There has been many boxing sports movies but there has seldom been a film more human and believable like this one and where any punch has enormous consequence. It is a complex drama that actually dares to change the entire premise of the film halfway into it as well turning from boxing movie to pure drama. Clint Eastwood do one of his most emotional roles and the ending leave a mental knockdown on the viewer itself.
Lovely, poetic, sweet, simple and true. Hillary Swank gives a physically and emotionally committed performance imbuing the film with an agile, grounded gut punch. Eastwood's measured yet jazzy rhythms lend the piece a solid, quiet dramatic weight. This is a film about life, the many blows we all weather to get through it, find inner strength and define it's meaning on our own terms. A scrappy, sad, powerful lament.
90 *dreadfully* dull minutes of endless boxing movie cliches followed by a sudden swerve into weepy Lifetime-movie sappiness for the last 3rd. Minus that sudden twist, every bit of this feels by-the-numbers formulaic. There's hardly an honest moment in the whole thing and its switch to a tragic tale feels absurdly contrived. Drab, dull, lethargic, and false. It gets a D-.
***1/2 Struggle, grace, nobility in a depleted world (urban, this time) presented with confident understatement. But then Eastwood (so fine, as an actor, opposite the perfectly complementary Swank) and Haggis stoop to caricature in an awful telegraphing of a pathetically simplistic, long-discredited bootstrap mythology -- an ineffably compromising stain they allow to seep all over the grace they touch elsewhere.

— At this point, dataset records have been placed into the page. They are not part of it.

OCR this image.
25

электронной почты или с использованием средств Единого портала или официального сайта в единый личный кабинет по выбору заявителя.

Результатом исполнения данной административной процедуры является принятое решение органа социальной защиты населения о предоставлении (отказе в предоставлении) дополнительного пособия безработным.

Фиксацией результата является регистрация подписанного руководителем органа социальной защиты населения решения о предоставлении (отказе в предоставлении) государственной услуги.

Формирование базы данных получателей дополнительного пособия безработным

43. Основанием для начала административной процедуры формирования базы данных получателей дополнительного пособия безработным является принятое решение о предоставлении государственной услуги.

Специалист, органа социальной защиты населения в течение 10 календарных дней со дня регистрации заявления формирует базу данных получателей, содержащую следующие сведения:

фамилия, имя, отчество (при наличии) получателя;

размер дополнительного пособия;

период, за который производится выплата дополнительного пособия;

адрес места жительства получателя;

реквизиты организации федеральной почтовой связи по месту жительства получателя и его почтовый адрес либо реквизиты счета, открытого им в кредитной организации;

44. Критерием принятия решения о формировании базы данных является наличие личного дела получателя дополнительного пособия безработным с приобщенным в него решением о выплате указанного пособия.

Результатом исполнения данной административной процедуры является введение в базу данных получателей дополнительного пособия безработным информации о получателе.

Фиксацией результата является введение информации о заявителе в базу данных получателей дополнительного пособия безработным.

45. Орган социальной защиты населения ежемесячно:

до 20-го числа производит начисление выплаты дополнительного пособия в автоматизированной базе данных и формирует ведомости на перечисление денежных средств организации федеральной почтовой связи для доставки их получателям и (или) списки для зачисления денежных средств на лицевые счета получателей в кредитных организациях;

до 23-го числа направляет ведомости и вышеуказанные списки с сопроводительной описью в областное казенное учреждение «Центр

Unnecessary voiceover, generic archetypes, and the story is something out of screenwriting 101 (though the ending did feel somewhat fresh). Clint plays a boring, grizzled bastard that has played for the past 80 years (real life and in films). This nero actually talks to a fucking bed in this movie! The church scenes are absolutely fucking pointless. Freeman is utterly wasted and Swank is pleasant.